Friday, May 19, 2006

"Medical Guesswork" Exposing the Ugly Truth

I have always had a rather sanguine understanding of medicine, having been sensitized to its practical limitations for most of my life. Having been the son of a general surgeon and the nephew of a pediatrician, I saw many aspects of medicine that have tempered my thinking about treatment alternatives in the medical device industry. For this reason, when I came across the article in the May 29, 2006, issue of BusinessWeek Online, asserting that healthcare professionals really know little about which treatments actually work, I found agreement with the idea, and in some cases strongly so, but in other cases I felt the premise misses a few big boats.


From BusinessWeek: "The problem is that we don't know what we are doing," says Dr. David Eddy (the"mathematician and health-care economist" who coined the term "evidence-based medicine"), arguing that, bluntly, there isn't very much of this in healthcare today. Further, according to BusinessWeek, "even today, with a high-tech health-care system that costs the nation $2 trillion a year, there is little or no evidence that many widely used treatments and procedures actually work better than various cheaper alternatives."


The point at which I agree with this is that physicians have always been given wide latitude in determining therapeutic choices, by virtue of their education, their consideration of many different variables affecting patient condition and the suitability of any given treatment. What drives the physician's decision-making is the availability of a reimbursible therapeutic option that specifically addresses the clinical problem to address the medium term need of the patient. By "medium term" I mean the need to solve the problem now, get the patient back on their feet and keep them that way not in any permament sense, but in a medium term sense.

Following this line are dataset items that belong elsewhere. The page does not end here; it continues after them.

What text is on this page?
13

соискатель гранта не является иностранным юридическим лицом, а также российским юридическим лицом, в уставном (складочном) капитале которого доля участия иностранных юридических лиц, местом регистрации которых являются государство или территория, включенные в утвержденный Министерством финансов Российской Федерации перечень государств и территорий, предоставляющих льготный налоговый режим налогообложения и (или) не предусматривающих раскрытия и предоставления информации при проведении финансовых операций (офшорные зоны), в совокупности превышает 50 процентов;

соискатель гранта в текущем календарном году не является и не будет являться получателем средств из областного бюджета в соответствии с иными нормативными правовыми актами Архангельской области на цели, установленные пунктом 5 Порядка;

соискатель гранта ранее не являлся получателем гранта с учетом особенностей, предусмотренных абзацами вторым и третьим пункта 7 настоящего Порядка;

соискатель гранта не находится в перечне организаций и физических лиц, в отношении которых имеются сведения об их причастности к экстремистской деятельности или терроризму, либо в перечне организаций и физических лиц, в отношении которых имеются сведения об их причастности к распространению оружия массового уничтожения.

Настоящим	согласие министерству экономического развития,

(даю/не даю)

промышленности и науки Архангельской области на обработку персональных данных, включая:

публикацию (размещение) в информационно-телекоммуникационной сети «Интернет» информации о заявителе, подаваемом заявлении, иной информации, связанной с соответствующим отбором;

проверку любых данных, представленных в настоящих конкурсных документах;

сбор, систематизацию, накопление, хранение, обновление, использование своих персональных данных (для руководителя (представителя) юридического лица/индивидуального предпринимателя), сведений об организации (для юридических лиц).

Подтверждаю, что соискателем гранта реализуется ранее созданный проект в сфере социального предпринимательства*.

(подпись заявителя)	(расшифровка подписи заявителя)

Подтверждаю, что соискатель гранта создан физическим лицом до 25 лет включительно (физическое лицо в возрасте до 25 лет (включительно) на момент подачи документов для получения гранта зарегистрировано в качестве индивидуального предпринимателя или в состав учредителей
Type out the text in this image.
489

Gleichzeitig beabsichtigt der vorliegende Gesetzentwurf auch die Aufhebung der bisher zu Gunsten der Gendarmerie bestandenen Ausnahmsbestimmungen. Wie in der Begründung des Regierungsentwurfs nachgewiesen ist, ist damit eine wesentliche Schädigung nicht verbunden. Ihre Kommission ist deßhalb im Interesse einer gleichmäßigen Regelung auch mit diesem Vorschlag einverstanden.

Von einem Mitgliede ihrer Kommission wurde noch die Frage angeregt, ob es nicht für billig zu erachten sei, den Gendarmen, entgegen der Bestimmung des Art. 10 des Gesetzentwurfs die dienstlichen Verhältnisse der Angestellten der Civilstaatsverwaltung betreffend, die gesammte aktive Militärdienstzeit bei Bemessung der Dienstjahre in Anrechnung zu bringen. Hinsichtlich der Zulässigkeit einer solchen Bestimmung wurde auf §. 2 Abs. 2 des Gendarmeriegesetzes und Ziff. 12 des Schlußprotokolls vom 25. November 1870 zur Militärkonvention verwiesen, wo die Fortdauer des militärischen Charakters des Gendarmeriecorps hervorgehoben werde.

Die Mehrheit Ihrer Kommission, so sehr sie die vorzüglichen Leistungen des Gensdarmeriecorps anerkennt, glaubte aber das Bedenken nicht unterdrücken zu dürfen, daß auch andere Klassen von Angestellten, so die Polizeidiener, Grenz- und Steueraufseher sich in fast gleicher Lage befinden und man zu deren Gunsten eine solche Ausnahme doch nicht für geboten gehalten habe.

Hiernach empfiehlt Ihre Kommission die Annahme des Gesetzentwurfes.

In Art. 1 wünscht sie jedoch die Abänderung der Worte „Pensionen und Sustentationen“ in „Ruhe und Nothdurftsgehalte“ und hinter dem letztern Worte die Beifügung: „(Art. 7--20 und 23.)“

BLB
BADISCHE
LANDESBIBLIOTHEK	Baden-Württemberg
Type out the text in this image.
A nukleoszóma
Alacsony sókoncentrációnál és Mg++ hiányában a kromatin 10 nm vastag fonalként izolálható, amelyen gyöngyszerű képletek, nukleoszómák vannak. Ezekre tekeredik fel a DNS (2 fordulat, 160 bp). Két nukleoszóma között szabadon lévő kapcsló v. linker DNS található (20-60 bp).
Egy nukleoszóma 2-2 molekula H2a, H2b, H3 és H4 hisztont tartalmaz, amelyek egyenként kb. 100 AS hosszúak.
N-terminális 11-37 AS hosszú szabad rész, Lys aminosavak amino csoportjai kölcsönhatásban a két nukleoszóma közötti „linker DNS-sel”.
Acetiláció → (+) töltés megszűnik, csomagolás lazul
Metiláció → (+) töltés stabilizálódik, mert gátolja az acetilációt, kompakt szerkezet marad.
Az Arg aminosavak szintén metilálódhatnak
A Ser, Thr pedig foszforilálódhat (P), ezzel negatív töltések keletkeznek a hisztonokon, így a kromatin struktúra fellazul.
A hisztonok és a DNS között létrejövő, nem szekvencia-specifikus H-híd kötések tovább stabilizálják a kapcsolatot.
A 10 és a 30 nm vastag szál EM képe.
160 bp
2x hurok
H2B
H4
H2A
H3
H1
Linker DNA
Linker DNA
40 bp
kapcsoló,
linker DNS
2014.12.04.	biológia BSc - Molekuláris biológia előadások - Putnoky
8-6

Does any cardiothoracic surgery think CABG is a permenent solution? Perhaps long term, but not permanent. Does any interventional cardiologist believe even a drug-eluting coronary stent is a permanent solution? Perhaps more likely to be permanent than bare stents or angioplasty alone, but certainly not permanent. So, doctors are applying the available therapeutic option for the longest solution that is viable. There are many stakeholders interested in the more expensive option -- medical product manufacturers, physicians, even patients (who want the high-tech quick-fix). There are not many stakeholders advocating for cheaper options -- perhaps HMO's --- but who is listening to them?


However, medical devices and drugs are already aggressively evaluated for their efficacy against controls, so the premise of this article, however well-founded, overstates the case when it comes to the use of medical products. The upshot of this article otherwise is to suggest that the upward spiraling U.S. healthcare costs are attributable to expensive treatments alone, when indeed the focus should be on clinical decisions themselves. Physicians are the ones who have been given the latitude to apply them or not, and until they have a different incentive system or until the evidence is much stronger for alternative treatments, absolutely nothing will change.